This repository hosts an advanced Python pipeline designed for categorizing a large number of disorganized videos on a website. The pipeline streamlines the process of scraping videos from the website, processing them in a Google Cloud virtual machine, and categorizing them using machine learning techniques. It's an end-to-end solution aimed at bringing order and understanding to a previously unstructured collection of video data.
This script is responsible for scraping videos from the website and storing them in Google Cloud Storage. This ensures all videos are centrally and securely stored, making them easily accessible for further processing.
Designed to run on a Google Cloud virtual machine, this script continuously processes the stored videos until all are handled. It employs a convolutional neural network model, VGG16, to extract meaningful visual features from each video. The use of cloud computing resources allows for efficient handling of large-scale data.
After feature extraction, this module categorizes the videos based on the extracted features. It uses Principal Component Analysis (PCA) for reducing the dimensionality of the data and the KMeans clustering algorithm to categorize the videos. This step is crucial in organizing the videos into meaningful groups, making the vast array of video data more manageable and understandable.

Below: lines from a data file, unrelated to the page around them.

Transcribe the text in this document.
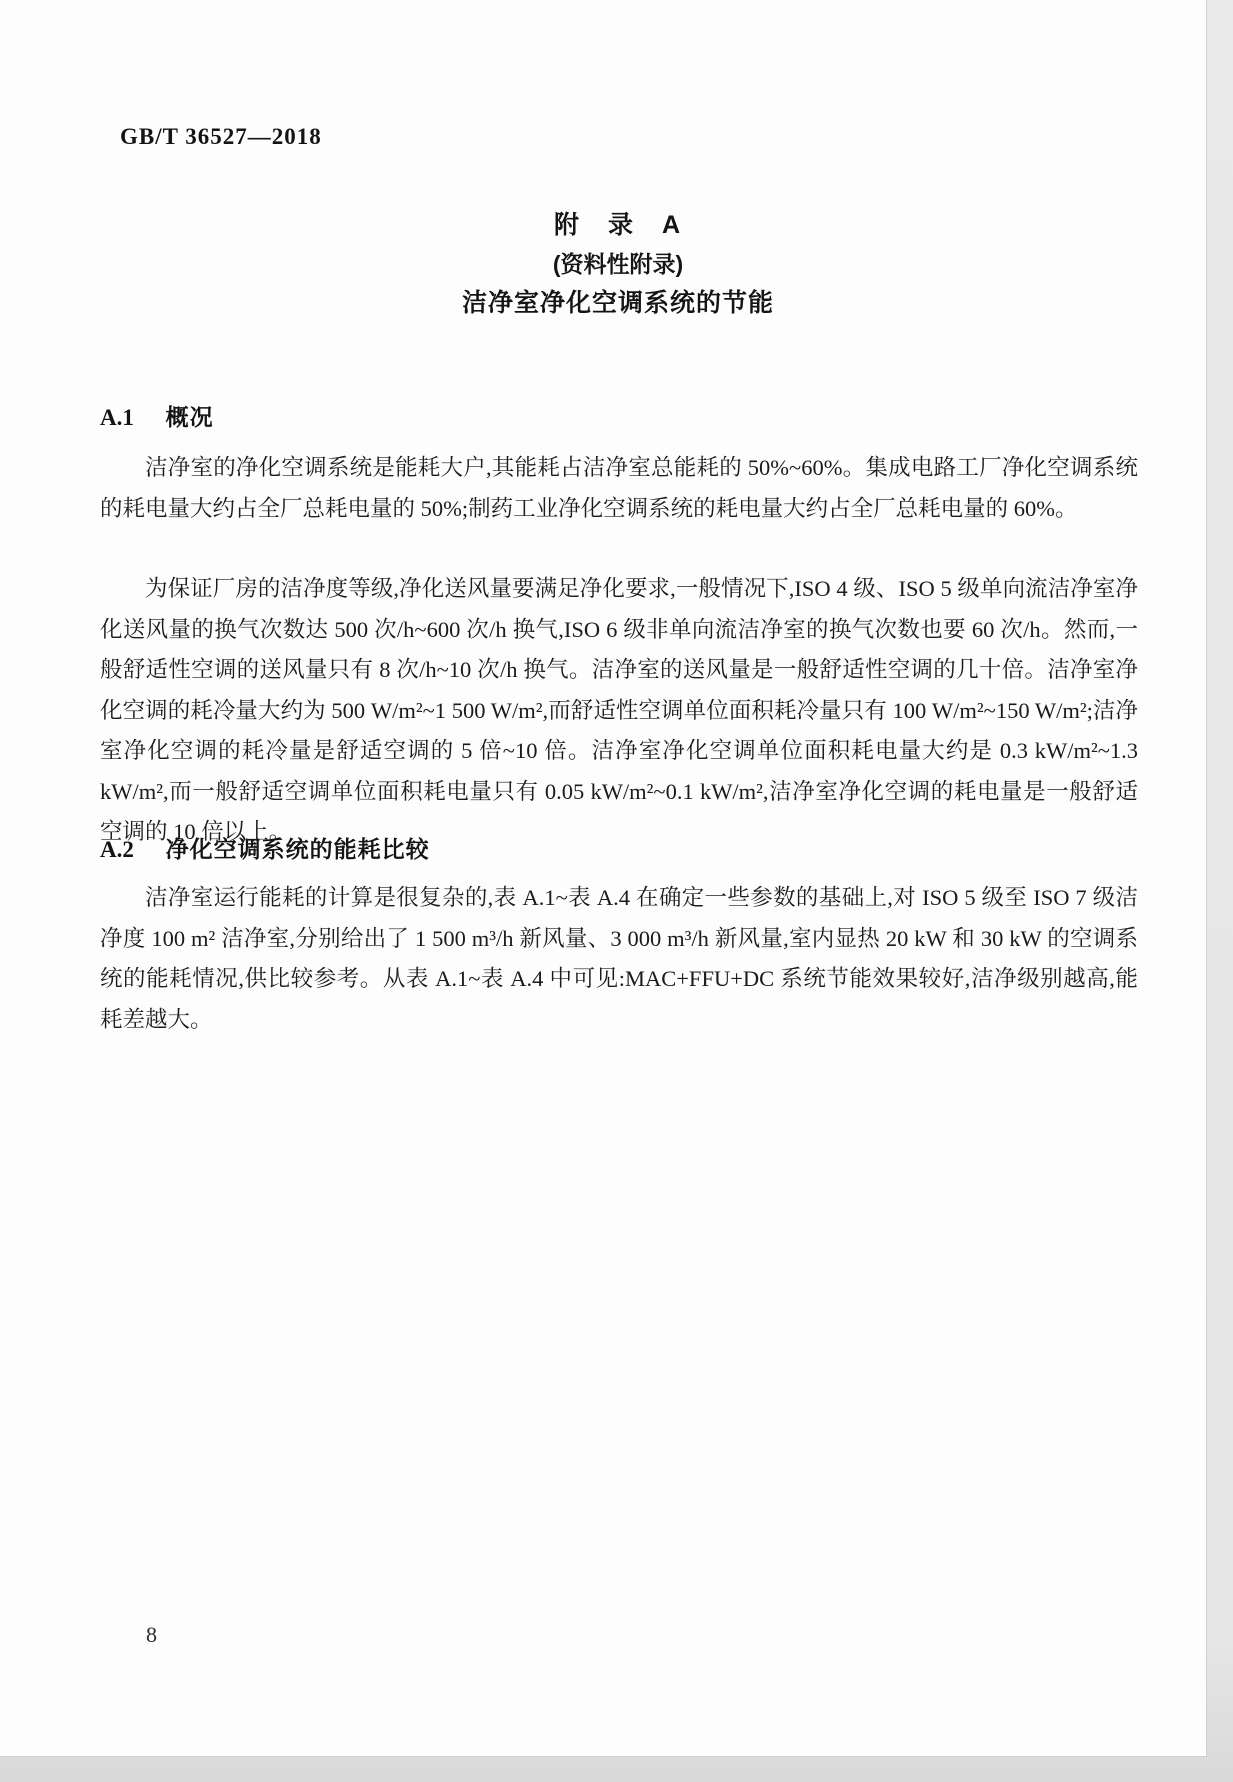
GB/T 36527—2018
附　录　A
(资料性附录)
洁净室净化空调系统的节能
A.1 概况

洁净室的净化空调系统是能耗大户,其能耗占洁净室总能耗的 50%~60%。集成电路工厂净化空调系统的耗电量大约占全厂总耗电量的 50%;制药工业净化空调系统的耗电量大约占全厂总耗电量的 60%。

为保证厂房的洁净度等级,净化送风量要满足净化要求,一般情况下,ISO 4 级、ISO 5 级单向流洁净室净化送风量的换气次数达 500 次/h~600 次/h 换气,ISO 6 级非单向流洁净室的换气次数也要 60 次/h。然而,一般舒适性空调的送风量只有 8 次/h~10 次/h 换气。洁净室的送风量是一般舒适性空调的几十倍。洁净室净化空调的耗冷量大约为 500 W/m²~1 500 W/m²,而舒适性空调单位面积耗冷量只有 100 W/m²~150 W/m²;洁净室净化空调的耗冷量是舒适空调的 5 倍~10 倍。洁净室净化空调单位面积耗电量大约是 0.3 kW/m²~1.3 kW/m²,而一般舒适空调单位面积耗电量只有 0.05 kW/m²~0.1 kW/m²,洁净室净化空调的耗电量是一般舒适空调的 10 倍以上。

A.2 净化空调系统的能耗比较

洁净室运行能耗的计算是很复杂的,表 A.1~表 A.4 在确定一些参数的基础上,对 ISO 5 级至 ISO 7 级洁净度 100 m² 洁净室,分别给出了 1 500 m³/h 新风量、3 000 m³/h 新风量,室内显热 20 kW 和 30 kW 的空调系统的能耗情况,供比较参考。从表 A.1~表 A.4 中可见:MAC+FFU+DC 系统节能效果较好,洁净级别越高,能耗差越大。

8
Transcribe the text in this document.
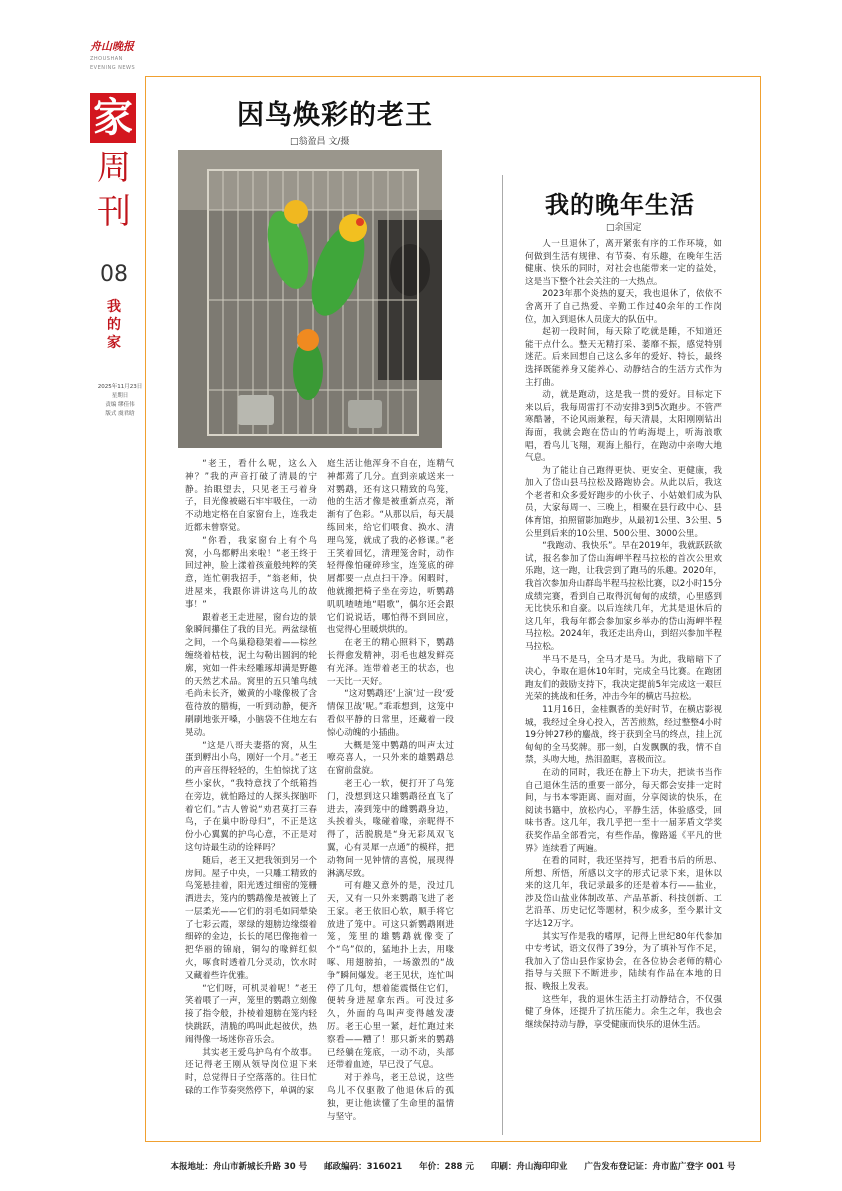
舟山晚报
ZHOUSHAN
EVENING NEWS
家
周刊
08
我的家
2025年11月23日
星期日
责编 缪佳伟
版式 虞君晗
因鸟焕彩的老王
□翁盈昌 文/摄

“老王，看什么呢，这么入神？”我的声音打破了清晨的宁静。抬眼望去，只见老王弓着身子，目光像被磁石牢牢吸住，一动不动地定格在自家窗台上，连我走近都未曾察觉。

“你看，我家窗台上有个鸟窝，小鸟都孵出来啦！”老王终于回过神，脸上漾着孩童般纯粹的笑意，连忙朝我招手，“翁老师，快进屋来，我跟你讲讲这鸟儿的故事！”

跟着老王走进屋，窗台边的景象瞬间攥住了我的目光。两盆绿植之间，一个鸟巢稳稳架着——棕丝缠绕着枯枝，泥土勾勒出圆润的轮廓，宛如一件未经雕琢却满是野趣的天然艺术品。窝里的五只雏鸟绒毛尚未长齐，嫩黄的小喙像极了含苞待放的腊梅，一听到动静，便齐刷刷地张开嗓，小脑袋不住地左右晃动。

“这是八哥夫妻搭的窝，从生蛋到孵出小鸟，刚好一个月。”老王的声音压得轻轻的，生怕惊扰了这些小家伙，“我特意找了个纸箱挡在旁边，就怕路过的人探头探脑吓着它们。”古人曾说“劝君莫打三春鸟，子在巢中盼母归”，不正是这份小心翼翼的护鸟心意，不正是对这句诗最生动的诠释吗？

随后，老王又把我领到另一个房间。屋子中央，一只雕工精致的鸟笼悬挂着，阳光透过细密的笼栅洒进去，笼内的鹦鹉像是被镀上了一层柔光——它们的羽毛如同晕染了七彩云霞，翠绿的翅膀边缘缀着细碎的金边，长长的尾巴像拖着一把华丽的锦扇，铜勾的喙鲜红似火，啄食时透着几分灵动，饮水时又藏着些许优雅。

“它们呀，可机灵着呢！”老王笑着喂了一声，笼里的鹦鹉立刻像接了指令般，扑棱着翅膀在笼内轻快跳跃，清脆的鸣叫此起彼伏，热闹得像一场迷你音乐会。

其实老王爱鸟护鸟有个故事。还记得老王刚从领导岗位退下来时，总觉得日子空落落的。往日忙碌的工作节奏突然停下，单调的家

庭生活让他浑身不自在，连精气神都蔫了几分。直到亲戚送来一对鹦鹉，还有这只精致的鸟笼，他的生活才像是被重新点亮，渐渐有了色彩。“从那以后，每天晨练回来，给它们喂食、换水、清理鸟笼，就成了我的必修课。”老王笑着回忆，清理笼舍时，动作轻得像怕碰碎珍宝，连笼底的碎屑都要一点点扫干净。闲暇时，他就搬把椅子坐在旁边，听鹦鹉叽叽喳喳地“唱歌”，偶尔还会跟它们说说话，哪怕得不到回应，也觉得心里暖烘烘的。

在老王的精心照料下，鹦鹉长得愈发精神，羽毛也越发鲜亮有光泽。连带着老王的状态，也一天比一天好。

“这对鹦鹉还‘上演’过一段‘爱情保卫战’呢。”乖乖想到，这笼中看似平静的日常里，还藏着一段惊心动魄的小插曲。

大概是笼中鹦鹉的叫声太过嘹亮喜人，一只外来的雄鹦鹉总在窗前盘旋。

老王心一软，便打开了鸟笼门，没想到这只雄鹦鹉径直飞了进去，凑到笼中的雌鹦鹉身边，头挨着头，喙碰着喙，亲昵得不得了，活脱脱是“身无彩凤双飞翼，心有灵犀一点通”的模样，把动物间一见钟情的喜悦，展现得淋漓尽致。

可有趣又意外的是，没过几天，又有一只外来鹦鹉飞进了老王家。老王依旧心软，顺手将它放进了笼中。可这只新鹦鹉刚进笼，笼里的雄鹦鹉就像变了个“鸟”似的，猛地扑上去，用喙啄、用翅膀拍，一场激烈的“战争”瞬间爆发。老王见状，连忙叫停了几句，想着能震慑住它们，便转身进屋拿东西。可没过多久，外面的鸟叫声变得越发凄厉。老王心里一紧，赶忙跑过来察看——糟了！那只新来的鹦鹉已经躺在笼底，一动不动，头部还带着血迹，早已没了气息。

对于养鸟，老王总说，这些鸟儿不仅驱散了他退休后的孤独，更让他读懂了生命里的温情与坚守。

我的晚年生活
□余国定

人一旦退休了，离开紧张有序的工作环境，如何做到生活有规律、有节奏、有乐趣，在晚年生活健康、快乐的同时，对社会也能带来一定的益处，这是当下整个社会关注的一大热点。

2023年那个炎热的夏天，我也退休了，依依不舍离开了自己热爱、辛勤工作过40余年的工作岗位，加入到退休人员庞大的队伍中。

起初一段时间，每天除了吃就是睡，不知道还能干点什么。整天无精打采、萎靡不振，感觉特别迷茫。后来回想自己这么多年的爱好、特长，最终选择既能养身又能养心、动静结合的生活方式作为主打曲。

动，就是跑动，这是我一贯的爱好。目标定下来以后，我每周雷打不动安排3到5次跑步。不管严寒酷暑，不论风雨兼程，每天清晨，太阳刚刚钻出海面，我就会跑在岱山的竹屿海堤上，听海浪歌唱，看鸟儿飞翔，观海上船行，在跑动中亲吻大地气息。

为了能让自己跑得更快、更安全、更健康，我加入了岱山县马拉松及路跑协会。从此以后，我这个老者和众多爱好跑步的小伙子、小姑娘们成为队员，大家每周一、三晚上，相聚在县行政中心、县体育馆，拍照留影加跑步，从最初1公里、3公里、5公里到后来的10公里、500公里、3000公里。

“我跑动、我快乐”。早在2019年，我就跃跃欲试，报名参加了岱山海岬半程马拉松的首次公里欢乐跑，这一跑，让我尝到了跑马的乐趣。2020年，我首次参加舟山群岛半程马拉松比赛，以2小时15分成绩完赛，看到自己取得沉甸甸的成绩，心里感到无比快乐和自豪。以后连续几年，尤其是退休后的这几年，我每年都会参加家乡举办的岱山海岬半程马拉松。2024年，我还走出舟山，到绍兴参加半程马拉松。

半马不是马，全马才是马。为此，我暗暗下了决心，争取在退休10年时，完成全马比赛。在跑团跑友们的鼓励支持下，我决定提前5年完成这一艰巨光荣的挑战和任务，冲击今年的横店马拉松。

11月16日，金桂飘香的美好时节，在横店影视城，我经过全身心投入，苦苦煎熬，经过整整4小时19分钟27秒的鏖战，终于获到全马的终点，挂上沉甸甸的全马奖牌。那一刻，白发飘飘的我，情不自禁，头吻大地，热泪盈眶，喜极而泣。

在动的同时，我还在静上下功夫，把读书当作自己退休生活的重要一部分，每天都会安排一定时间，与书本零距离、面对面，分享阅读的快乐，在阅读书籍中，放松内心，平静生活，体验感受，回味书香。这几年，我几乎把一至十一届茅盾文学奖获奖作品全部看完，有些作品，像路遥《平凡的世界》连续看了两遍。

在看的同时，我还坚持写，把看书后的所思、所想、所悟，所感以文字的形式记录下来，退休以来的这几年，我记录最多的还是着本行——盐业，涉及岱山盐业体制改革、产品革新、科技创新、工艺沿革、历史记忆等题材，积少成多，至今累计文字达12万字。

其实写作是我的嗜厚，记得上世纪80年代参加中专考试，语文仅得了39分，为了填补写作不足，我加入了岱山县作家协会，在各位协会老师的精心指导与关照下不断进步，陆续有作品在本地的日报、晚报上发表。

这些年，我的退休生活主打动静结合，不仅强健了身体，还提升了抗压能力。余生之年，我也会继续保持动与静，享受健康而快乐的退休生活。

本报地址：舟山市新城长升路 30 号　　邮政编码：316021　　年价：288 元　　印刷：舟山海印印业　　广告发布登记证：舟市监广登字 001 号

The project is built using:
-BeautifulSoup for web scraping
-OpenCV (cv2) for handling videos
-TensorFlow for visual feature extraction
-Scikit-Learn for machine learning tasks
-Google Cloud services for scalable data storage and processing
-Pandas and NumPy for data manipulation
The primary goal of this project is to get an overview of a chaotic collection of videos on a website and being able to categorize them by content/visual features. By doing so, it provides a structured and accessible way to handle and analyze video content.